Hell, she needed to think like Walter Fager.

At five minutes to one, Thornton gave up trying to sleep and rolled out of bed. She turned on a light and pulled a legal tablet from a drawer.

She started with evidence. Her favorite was Cody’s book purchase. Someone buying an art book. Ladies and Gentlemen of the jury, that’s our murderer?

She’d get a few snickers. But if Judy Diaz’s ruling were overturned? That key under the body was a major problem. They’d be ordered to return the bones found in Cody’s pocket. Luckily, they hadn’t been photographed. Maybe risk turning over pigeon bones, better than claiming the bones had disappeared. Any judge, even Judy, would allow the prosecution to argue negative inference from the destruction of evidence.

So much she didn’t know. Aragon had found something in the garbage behind the store. Someone might have seen Cody through the window. Laura Pasco could emerge as a hostile witness.

Walter and his grand jury dreams. Crazy.

Or not.

At 2:47 a.m., after rearranging furniture, checking investments, booking a facial and massage online at Ten Thousand Waves, and sorting out clothes she was tired of, she opened a bottle of merlot and the Roads of New Mexico atlas. She determined which county contained Geronimo’s ranch and called her client. She didn’t care what time it was.

“Tomorrow morning call the Valencia County Sheriff.
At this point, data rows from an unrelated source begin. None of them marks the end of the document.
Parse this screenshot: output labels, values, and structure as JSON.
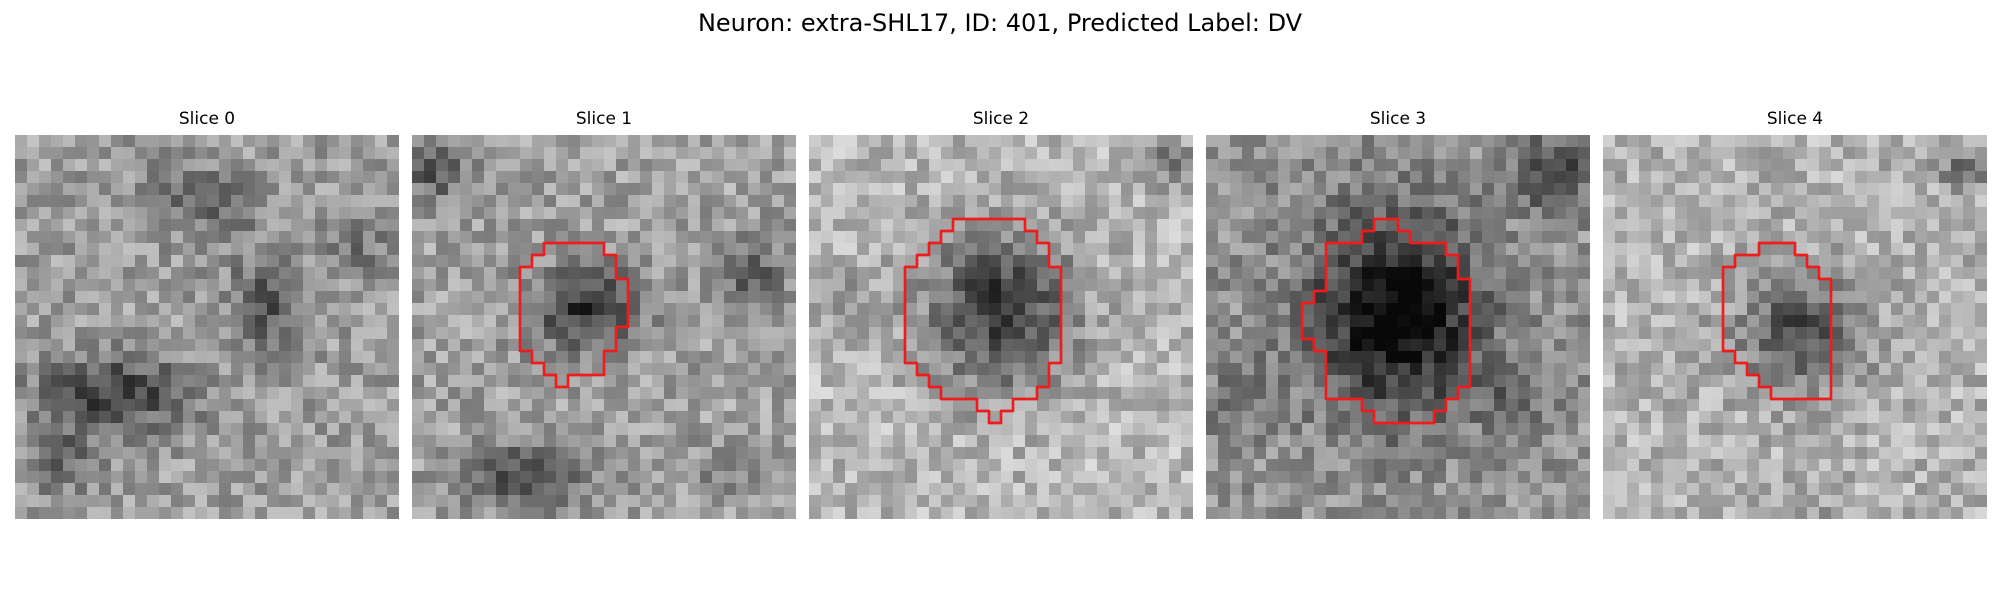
{
  "figure": {
    "title": "Neuron: extra-SHL17, ID: 401, Predicted Label: DV"
  },
  "panels": [
    {
      "title": "Slice 0",
      "has_contour": false
    },
    {
      "title": "Slice 1",
      "has_contour": true
    },
    {
      "title": "Slice 2",
      "has_contour": true
    },
    {
      "title": "Slice 3",
      "has_contour": true
    },
    {
      "title": "Slice 4",
      "has_contour": true
    }
  ],
  "colors": {
    "contour": "#ee1c1c"
  }
}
Report a burglary at your place and theft of a surveillance camera. Yes, the camera. Tell them you had it aimed outside the back window, up the canyon. No, you’re not really hoping to get it back, but don’t say that.”

She emptied her glass. Just one more thing to tell the Great Artist and her mind could rest.

She waited for a break in his tantrum: Those reporters outside his gallery. They trampled flowers in his garden. How could they show his work on television without his permission? What good were copyright laws? Nobody respected private property anymore.

“That metal table at your ranch, that sick antique,” she said, out of patience, interrupting a whine about the way his gallery appeared on the news like some cheap pawnshop. Now he was acting surprised that she knew what was in his workroom on the ranch. “How do I know? The corporation you hired me to front paid for it. Shipping cost more than the thing itself. Either get rid of it or dress it up so the sheriff doesn’t see it for what it is, if he comes out on your burglary complaint. Cody. Stop. Do it. Good night.”